The Disease Ontology (DO) [11] is a publicly accessible ontological representation of human diseases, designed to establish unambiguous disease definitions based on etiological classifications. Its primary objective is to ensure standardized utilization and incorporation of disease information in biomedical data annotation. The latest version of the Disease Ontology was released in June 2023 and contains 11,349 disease terms 16 . Each disease in the Disease Ontology is assigned a unique identifier called a Disease Ontology ID (DOID). For example, DOID:162 indicates the disease Breast Cancer. The Disease Ontology undergoes biannual updates to its vocabulary mappings by extracting CUIs from the UMLS MRCONSO.RRF file. In the current release 7075 of the DO terms are mapped to corresponding UMLS CUIs.

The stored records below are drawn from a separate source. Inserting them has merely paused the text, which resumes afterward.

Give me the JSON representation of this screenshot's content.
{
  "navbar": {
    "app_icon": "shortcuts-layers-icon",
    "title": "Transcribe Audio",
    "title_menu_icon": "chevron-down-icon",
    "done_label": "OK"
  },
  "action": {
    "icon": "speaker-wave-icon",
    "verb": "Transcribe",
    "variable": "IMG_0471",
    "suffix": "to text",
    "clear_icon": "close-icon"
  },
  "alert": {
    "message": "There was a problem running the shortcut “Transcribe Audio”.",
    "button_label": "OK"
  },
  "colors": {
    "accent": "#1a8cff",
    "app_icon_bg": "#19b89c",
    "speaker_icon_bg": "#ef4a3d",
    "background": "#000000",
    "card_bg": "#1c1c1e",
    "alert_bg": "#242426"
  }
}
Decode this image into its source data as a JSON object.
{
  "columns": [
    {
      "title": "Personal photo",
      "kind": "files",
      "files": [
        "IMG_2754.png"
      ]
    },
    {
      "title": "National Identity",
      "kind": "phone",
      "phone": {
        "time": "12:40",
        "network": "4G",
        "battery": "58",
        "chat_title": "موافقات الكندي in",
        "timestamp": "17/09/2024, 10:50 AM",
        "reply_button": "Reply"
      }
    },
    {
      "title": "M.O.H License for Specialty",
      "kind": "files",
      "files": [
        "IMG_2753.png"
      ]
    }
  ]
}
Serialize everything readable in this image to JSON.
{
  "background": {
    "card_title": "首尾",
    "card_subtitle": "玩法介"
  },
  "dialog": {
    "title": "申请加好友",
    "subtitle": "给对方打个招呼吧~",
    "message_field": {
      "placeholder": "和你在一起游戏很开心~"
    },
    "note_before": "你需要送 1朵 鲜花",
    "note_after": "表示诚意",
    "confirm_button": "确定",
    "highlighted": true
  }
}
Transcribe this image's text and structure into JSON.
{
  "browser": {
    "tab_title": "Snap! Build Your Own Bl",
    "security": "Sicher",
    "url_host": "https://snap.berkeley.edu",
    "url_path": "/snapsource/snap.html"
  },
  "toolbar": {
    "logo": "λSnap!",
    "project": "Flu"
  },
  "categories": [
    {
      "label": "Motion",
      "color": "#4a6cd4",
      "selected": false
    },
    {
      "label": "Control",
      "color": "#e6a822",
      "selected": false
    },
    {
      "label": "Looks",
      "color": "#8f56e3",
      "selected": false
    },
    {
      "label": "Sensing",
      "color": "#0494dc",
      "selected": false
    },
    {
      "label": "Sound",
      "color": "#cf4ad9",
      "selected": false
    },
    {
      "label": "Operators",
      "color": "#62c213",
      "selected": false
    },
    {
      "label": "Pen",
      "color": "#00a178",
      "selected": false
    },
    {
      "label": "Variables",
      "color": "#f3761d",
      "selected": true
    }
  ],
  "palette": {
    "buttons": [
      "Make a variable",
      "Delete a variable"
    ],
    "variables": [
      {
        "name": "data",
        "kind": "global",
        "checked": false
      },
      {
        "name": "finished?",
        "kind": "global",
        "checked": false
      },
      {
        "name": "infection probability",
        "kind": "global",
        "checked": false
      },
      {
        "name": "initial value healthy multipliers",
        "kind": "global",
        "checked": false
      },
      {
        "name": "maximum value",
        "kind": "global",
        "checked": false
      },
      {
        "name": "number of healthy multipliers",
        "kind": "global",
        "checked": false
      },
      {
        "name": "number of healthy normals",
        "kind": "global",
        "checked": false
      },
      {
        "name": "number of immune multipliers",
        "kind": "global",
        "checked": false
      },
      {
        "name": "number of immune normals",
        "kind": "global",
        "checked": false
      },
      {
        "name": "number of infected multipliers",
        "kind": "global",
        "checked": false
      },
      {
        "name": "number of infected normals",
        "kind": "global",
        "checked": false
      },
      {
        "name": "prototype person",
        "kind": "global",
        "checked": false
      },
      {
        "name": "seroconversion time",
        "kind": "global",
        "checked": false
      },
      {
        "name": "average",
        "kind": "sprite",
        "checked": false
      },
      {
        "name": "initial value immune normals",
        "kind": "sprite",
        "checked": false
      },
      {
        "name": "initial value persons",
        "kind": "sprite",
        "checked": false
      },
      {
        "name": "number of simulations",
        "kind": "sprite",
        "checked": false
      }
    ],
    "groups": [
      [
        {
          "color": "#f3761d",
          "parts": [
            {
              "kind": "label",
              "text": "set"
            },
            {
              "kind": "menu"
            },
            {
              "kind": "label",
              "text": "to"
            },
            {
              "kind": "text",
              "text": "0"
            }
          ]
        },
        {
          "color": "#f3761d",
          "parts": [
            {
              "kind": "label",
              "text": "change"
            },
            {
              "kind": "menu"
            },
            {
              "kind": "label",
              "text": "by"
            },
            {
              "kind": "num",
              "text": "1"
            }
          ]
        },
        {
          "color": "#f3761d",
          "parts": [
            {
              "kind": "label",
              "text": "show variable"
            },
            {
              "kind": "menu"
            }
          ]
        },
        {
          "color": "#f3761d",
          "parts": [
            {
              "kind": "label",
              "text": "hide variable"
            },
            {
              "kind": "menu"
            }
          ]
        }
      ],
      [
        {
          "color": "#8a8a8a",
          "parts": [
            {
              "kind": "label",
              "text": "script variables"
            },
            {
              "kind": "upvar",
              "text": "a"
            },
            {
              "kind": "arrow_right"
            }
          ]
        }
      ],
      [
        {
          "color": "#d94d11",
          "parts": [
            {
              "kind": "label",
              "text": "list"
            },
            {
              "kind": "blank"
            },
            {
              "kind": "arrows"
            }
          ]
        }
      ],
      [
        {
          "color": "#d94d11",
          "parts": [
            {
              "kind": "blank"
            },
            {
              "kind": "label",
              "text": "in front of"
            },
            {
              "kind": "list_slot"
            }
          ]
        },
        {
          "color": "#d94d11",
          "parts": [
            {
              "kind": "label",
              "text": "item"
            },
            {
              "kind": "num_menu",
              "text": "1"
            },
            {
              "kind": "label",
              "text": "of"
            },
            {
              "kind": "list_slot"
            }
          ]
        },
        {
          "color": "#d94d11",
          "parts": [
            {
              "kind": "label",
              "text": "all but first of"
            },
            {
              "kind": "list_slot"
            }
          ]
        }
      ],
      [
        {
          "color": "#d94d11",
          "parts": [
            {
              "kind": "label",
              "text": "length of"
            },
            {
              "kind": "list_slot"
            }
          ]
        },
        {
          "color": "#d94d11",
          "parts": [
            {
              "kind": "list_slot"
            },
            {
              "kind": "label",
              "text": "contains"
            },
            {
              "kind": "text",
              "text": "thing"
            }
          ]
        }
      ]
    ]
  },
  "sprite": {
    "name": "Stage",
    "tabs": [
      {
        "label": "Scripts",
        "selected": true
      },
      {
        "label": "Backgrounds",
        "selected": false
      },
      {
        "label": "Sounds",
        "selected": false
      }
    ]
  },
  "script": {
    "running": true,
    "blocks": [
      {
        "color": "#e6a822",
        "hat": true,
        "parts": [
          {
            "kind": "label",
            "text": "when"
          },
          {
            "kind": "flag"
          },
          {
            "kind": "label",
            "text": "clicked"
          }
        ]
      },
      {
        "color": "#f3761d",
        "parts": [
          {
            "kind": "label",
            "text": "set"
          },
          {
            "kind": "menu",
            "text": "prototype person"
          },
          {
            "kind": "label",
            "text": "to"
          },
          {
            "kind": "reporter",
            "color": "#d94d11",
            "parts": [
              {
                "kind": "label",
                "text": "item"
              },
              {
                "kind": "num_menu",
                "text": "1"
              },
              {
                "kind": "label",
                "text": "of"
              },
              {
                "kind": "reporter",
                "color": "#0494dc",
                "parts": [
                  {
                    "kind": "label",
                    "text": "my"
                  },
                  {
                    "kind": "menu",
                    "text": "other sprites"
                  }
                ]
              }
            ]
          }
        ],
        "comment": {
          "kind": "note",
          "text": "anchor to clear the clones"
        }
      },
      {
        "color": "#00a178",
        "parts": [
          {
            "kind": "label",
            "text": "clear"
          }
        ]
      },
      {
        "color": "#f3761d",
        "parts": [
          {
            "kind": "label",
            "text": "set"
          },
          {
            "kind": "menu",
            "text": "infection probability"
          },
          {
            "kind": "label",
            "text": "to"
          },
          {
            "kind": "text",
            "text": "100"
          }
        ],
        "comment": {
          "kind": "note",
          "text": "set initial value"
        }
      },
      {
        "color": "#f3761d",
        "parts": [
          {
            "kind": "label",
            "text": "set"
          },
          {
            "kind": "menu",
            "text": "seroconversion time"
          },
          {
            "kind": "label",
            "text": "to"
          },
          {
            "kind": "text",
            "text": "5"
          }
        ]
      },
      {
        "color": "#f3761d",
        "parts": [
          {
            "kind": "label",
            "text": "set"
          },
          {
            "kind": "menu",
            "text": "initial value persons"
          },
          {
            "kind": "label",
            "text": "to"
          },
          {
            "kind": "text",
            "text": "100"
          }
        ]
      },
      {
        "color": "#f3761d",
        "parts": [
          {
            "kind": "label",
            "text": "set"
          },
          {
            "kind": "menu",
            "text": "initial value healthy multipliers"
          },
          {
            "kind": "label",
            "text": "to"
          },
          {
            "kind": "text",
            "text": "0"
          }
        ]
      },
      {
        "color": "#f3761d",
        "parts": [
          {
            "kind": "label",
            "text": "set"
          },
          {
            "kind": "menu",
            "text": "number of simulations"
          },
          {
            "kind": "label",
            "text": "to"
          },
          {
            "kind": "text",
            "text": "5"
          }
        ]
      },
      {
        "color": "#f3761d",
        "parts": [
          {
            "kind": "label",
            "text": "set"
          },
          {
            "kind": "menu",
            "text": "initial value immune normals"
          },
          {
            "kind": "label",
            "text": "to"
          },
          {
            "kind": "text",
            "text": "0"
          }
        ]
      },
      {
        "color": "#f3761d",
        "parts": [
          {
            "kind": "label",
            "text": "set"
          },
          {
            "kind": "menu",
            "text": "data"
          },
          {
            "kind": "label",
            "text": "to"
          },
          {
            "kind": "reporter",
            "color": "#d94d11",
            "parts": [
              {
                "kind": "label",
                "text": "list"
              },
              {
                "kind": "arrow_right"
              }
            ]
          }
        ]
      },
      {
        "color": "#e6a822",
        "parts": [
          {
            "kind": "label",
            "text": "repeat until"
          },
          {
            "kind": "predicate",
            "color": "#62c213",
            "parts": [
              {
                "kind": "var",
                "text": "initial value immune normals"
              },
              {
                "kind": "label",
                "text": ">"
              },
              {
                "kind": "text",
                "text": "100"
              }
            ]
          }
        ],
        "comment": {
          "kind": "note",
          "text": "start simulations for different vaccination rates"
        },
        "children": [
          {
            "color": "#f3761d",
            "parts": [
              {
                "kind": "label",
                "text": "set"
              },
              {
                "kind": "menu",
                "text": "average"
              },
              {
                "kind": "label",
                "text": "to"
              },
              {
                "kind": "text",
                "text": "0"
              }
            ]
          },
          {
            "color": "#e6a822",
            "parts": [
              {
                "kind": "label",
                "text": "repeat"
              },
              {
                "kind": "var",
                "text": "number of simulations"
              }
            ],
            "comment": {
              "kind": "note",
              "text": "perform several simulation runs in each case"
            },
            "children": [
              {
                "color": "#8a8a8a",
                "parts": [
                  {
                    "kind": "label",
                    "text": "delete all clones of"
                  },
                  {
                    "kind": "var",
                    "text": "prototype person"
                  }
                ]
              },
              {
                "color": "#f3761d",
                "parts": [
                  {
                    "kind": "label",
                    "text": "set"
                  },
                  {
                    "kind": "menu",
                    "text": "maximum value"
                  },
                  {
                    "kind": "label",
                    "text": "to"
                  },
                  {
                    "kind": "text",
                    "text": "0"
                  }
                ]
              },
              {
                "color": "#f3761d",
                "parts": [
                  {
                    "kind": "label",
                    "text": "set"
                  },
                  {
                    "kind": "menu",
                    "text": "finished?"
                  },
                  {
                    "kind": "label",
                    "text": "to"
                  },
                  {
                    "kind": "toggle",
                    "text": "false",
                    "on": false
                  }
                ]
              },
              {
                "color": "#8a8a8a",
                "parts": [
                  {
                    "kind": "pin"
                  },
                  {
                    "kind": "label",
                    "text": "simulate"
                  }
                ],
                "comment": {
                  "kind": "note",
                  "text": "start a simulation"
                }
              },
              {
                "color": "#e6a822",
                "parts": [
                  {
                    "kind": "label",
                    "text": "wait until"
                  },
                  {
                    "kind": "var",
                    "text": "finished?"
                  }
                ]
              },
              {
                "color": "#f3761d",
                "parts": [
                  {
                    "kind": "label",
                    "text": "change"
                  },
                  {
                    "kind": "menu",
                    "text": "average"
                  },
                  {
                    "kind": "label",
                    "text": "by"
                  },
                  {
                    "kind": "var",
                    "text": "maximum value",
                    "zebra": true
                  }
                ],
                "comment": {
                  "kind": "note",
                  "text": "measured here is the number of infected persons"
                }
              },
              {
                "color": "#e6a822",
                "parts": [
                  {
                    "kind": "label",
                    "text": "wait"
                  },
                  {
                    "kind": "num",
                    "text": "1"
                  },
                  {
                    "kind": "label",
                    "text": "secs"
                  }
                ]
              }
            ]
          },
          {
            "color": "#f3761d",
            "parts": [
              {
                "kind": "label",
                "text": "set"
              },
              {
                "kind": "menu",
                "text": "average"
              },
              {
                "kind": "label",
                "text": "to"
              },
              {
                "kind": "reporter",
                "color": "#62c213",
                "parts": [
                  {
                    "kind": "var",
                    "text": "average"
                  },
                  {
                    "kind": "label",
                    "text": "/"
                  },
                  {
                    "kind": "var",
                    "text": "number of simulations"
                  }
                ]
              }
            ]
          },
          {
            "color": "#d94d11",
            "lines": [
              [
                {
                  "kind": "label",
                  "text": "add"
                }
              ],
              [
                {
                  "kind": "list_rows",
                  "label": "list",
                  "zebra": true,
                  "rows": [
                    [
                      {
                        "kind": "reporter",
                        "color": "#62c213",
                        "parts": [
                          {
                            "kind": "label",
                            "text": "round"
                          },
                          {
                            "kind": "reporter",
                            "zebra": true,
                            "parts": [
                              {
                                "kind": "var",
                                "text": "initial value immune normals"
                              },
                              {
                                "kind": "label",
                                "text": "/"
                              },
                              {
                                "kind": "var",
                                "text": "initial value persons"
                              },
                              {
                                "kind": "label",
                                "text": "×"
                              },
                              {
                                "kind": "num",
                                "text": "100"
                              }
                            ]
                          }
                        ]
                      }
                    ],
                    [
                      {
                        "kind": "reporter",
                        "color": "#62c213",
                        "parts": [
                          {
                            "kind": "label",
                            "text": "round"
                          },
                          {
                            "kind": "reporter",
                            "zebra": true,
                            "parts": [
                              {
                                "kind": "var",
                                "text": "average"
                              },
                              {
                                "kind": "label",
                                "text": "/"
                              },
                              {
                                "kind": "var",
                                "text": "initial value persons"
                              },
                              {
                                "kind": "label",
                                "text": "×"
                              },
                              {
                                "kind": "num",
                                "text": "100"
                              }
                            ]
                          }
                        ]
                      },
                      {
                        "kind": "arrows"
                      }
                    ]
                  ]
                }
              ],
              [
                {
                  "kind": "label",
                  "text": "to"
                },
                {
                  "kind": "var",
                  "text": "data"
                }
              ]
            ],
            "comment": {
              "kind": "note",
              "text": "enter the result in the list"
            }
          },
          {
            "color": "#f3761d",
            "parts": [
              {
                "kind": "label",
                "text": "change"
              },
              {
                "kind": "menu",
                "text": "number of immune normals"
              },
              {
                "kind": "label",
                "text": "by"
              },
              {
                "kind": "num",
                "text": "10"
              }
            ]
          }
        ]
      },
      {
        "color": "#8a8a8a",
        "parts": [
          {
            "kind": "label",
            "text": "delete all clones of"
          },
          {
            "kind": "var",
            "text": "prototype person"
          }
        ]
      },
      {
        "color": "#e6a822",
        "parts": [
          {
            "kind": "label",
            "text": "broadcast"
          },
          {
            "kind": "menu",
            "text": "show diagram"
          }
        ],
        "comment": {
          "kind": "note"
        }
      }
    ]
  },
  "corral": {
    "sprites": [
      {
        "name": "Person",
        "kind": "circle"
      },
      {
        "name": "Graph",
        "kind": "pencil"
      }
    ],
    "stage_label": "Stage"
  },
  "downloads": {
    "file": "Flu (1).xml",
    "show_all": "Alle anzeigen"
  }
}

Constructing the WikiMed-DE Dataset

The WikiMed-DE dataset consists of a selection of articles from the German Wikipedia. The core of the construction process is the fact that each Wikipedia article has a unique Wikipedia page ID and that the majority of the Wikipedia page IDs have a corresponding Wikidata ID, the QID. The QID is a unique identifier of a data item in Wikidata, consisting of the letter Q followed by a sequence of digits. The QID connects Wikipedia pages written in various languages to the language-independent Wikidata items and transitively to all the structured knowledge already linked to each Wikidata item.

In the case of WikiMed-DE the QID is used to map each German Wikipedia article to three types of biomedical concept IDs: the Concept Unique Identifier (CUI) from the UMLS, the MeSH ID from the MeSH hierarchy, and the Disease Ontology ID (DOID) from the Disease Ontology.

The UMLS provides extensive coverage for biomedical concepts and encompasses several medical terminologies from different biomedical vocabularies. Annotating mentions with UMLS CUIs ensures that WikiMed-DE covers a diverse range of medical concepts. The MeSH hierarchy is used for the semantic indexing of PubMed. Because the MeSH hierarchy is integrated into the UMLS, each MeSH ID can be mapped to UMLS CUIs, thereby increasing the number of mentions in WikiMed-DE. The DOID is widely employed in biomedical research to annotate and analyze disease-related data. Similar to the MeSH ID, DOIDs can also be mapped to UMLS CUIs, thus enabling the integration of more disease-specific information into WikiMed-DE. By incorporating mentions linked to the UMLS, MeSH, and Disease Ontology WikiMed-DE gains access to an extensive array of interconnected biomedical concepts, resulting in a rich and diverse collection of biomedical-specific information.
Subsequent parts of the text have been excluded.